Who invented the Alphabet: A piece of history rarely talked about
(ORDO NEWS) — This research points to a paradox: our writing system was designed by people who couldn’t read.
In 1905, Egyptologists Sir William and Hilda Flinders Petrie excavated the temple for the first time, documenting thousands of sacrifices.
The scientists also found curious signs on the walls of the temple and began to notice them in other places, on the walls and small statues.
Some of the signs were clearly related to hieroglyphs, but they were simpler than the Egyptian writing on the temple walls.
Petri recognized the signs as an alphabet, although it took another decade to decipher the letters, and even more to find who invented it.
Who invented the first alphabet
The Flinders Petrie family brought back to London many of the treasures they found, including a small red sandstone sphinx with the same set of letters on the side as in the temple.
After ten years of studying the inscriptions, in 1916 the Egyptologist Sir Alan Gardiner published his transcription of the letters and their translation: the inscription on a small sphinx, made in the Semitic dialect, read “Beloved of Baalat”, referring to the Canaanite goddess, the wife of Baal, the powerful goddess Astarte.
Some letters were borrowed from hieroglyphs, others were taken from life – as a result, all the sounds of the language spoken by these people were represented in writing.
The temple complex tells in detail about the people who mined Egyptian turquoise in Sinai. The stelae that line the tracks describe each expedition, including the names and titles of each person working at the site.
The bureaucratic nature of Egyptian society today gives a clear picture of the labor immigrants who flocked to Egypt in search of work four millennia ago.
Religious ritual was central to foreign workers learning to write.
At the end of the day’s work, the Canaanite workers had to watch the rituals of their Egyptian counterparts in the beautiful temple complex of Hathor and marvel at the thousands of hieroglyphs used to offer gifts to the goddess.
The workers were not embarrassed by their inability to read the hieroglyphs around them; instead, they began to write their own way, inventing a simpler and more versatile system.
Perhaps this is how the alphabet appeared.

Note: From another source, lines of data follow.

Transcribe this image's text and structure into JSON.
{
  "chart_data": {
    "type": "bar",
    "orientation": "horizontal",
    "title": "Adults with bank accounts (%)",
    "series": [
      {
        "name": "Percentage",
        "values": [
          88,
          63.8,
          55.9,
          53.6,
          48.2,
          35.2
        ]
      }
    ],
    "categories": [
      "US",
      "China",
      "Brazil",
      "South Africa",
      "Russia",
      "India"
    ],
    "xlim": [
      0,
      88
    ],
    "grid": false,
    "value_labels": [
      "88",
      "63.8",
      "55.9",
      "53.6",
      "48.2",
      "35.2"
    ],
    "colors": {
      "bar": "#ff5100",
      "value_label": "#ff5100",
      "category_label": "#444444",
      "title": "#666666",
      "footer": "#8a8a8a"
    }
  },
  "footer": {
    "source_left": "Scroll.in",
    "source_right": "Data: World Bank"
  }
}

The alphabet remained on the cultural periphery of the Mediterranean until six or more centuries after its invention, occurring only in words scrawled on objects found throughout the Middle East such as daggers and pottery.

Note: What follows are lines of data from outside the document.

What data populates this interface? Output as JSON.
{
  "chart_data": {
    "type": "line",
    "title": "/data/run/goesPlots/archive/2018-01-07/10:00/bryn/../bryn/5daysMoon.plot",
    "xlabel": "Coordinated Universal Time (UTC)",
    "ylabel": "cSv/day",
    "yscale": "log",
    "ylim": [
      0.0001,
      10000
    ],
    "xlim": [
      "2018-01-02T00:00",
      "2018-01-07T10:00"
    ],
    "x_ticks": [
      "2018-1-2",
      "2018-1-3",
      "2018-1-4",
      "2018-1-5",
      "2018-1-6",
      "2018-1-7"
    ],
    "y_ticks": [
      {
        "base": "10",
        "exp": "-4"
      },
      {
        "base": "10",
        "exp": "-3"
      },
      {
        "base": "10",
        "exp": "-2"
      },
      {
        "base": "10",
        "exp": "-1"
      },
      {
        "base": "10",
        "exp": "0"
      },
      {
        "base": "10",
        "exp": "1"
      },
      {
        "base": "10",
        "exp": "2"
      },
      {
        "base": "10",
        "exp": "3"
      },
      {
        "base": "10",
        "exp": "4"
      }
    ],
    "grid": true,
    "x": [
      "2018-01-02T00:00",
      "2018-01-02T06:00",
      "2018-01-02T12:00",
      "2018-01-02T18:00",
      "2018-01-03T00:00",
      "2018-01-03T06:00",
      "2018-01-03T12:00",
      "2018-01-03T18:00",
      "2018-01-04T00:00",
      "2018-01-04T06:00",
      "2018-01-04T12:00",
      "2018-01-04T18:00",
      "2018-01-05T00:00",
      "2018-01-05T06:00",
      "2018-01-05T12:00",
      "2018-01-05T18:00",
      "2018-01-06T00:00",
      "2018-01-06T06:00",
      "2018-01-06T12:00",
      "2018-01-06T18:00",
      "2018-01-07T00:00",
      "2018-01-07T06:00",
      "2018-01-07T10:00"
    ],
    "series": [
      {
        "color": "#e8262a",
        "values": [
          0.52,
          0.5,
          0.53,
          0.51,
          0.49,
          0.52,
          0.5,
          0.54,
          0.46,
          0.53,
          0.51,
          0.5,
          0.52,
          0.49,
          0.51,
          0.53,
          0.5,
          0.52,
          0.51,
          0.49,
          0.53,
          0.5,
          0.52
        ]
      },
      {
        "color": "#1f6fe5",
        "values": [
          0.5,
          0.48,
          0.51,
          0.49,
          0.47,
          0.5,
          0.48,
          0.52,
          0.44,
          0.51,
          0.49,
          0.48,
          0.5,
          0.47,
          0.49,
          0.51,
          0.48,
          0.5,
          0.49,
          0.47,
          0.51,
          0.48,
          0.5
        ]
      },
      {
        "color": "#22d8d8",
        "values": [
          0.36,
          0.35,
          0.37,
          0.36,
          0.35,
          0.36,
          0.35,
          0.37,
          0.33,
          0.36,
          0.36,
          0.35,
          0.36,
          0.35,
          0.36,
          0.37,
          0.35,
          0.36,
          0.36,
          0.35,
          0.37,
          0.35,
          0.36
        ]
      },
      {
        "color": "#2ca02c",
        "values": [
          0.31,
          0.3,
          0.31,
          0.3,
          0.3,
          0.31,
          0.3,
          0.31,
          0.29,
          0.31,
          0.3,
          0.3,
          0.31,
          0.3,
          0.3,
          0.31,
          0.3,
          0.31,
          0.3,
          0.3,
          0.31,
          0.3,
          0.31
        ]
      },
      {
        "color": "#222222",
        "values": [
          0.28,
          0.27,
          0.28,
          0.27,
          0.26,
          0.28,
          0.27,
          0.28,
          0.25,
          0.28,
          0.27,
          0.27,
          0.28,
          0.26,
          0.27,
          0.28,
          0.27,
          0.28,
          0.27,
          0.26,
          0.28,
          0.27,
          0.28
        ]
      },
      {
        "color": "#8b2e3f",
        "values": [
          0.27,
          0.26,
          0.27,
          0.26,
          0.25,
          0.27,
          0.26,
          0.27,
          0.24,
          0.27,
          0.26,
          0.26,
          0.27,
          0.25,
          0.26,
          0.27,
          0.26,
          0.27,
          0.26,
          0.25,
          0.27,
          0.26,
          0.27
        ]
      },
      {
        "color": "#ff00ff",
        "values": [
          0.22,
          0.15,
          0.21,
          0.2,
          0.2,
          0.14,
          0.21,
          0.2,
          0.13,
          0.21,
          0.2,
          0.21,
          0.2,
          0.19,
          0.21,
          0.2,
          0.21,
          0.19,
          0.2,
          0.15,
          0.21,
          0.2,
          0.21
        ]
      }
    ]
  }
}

For a long time it did not pass into literature and documents. But then, around 1200 BC, there was a huge political upheaval, known as the collapse of the late Bronze Age.
The largest empires in the Middle East the Mycenaean Empire in Greece, the Hittite Empire in Turkey, and the Ancient Egyptian Empire all collapsed due to internal civil unrest, invasions, and droughts.
With the advent of small city-states, their leaders began to use the local languages to govern. In the land of Canaan, these were Semitic dialects written using alphabets obtained from the Sinai mines.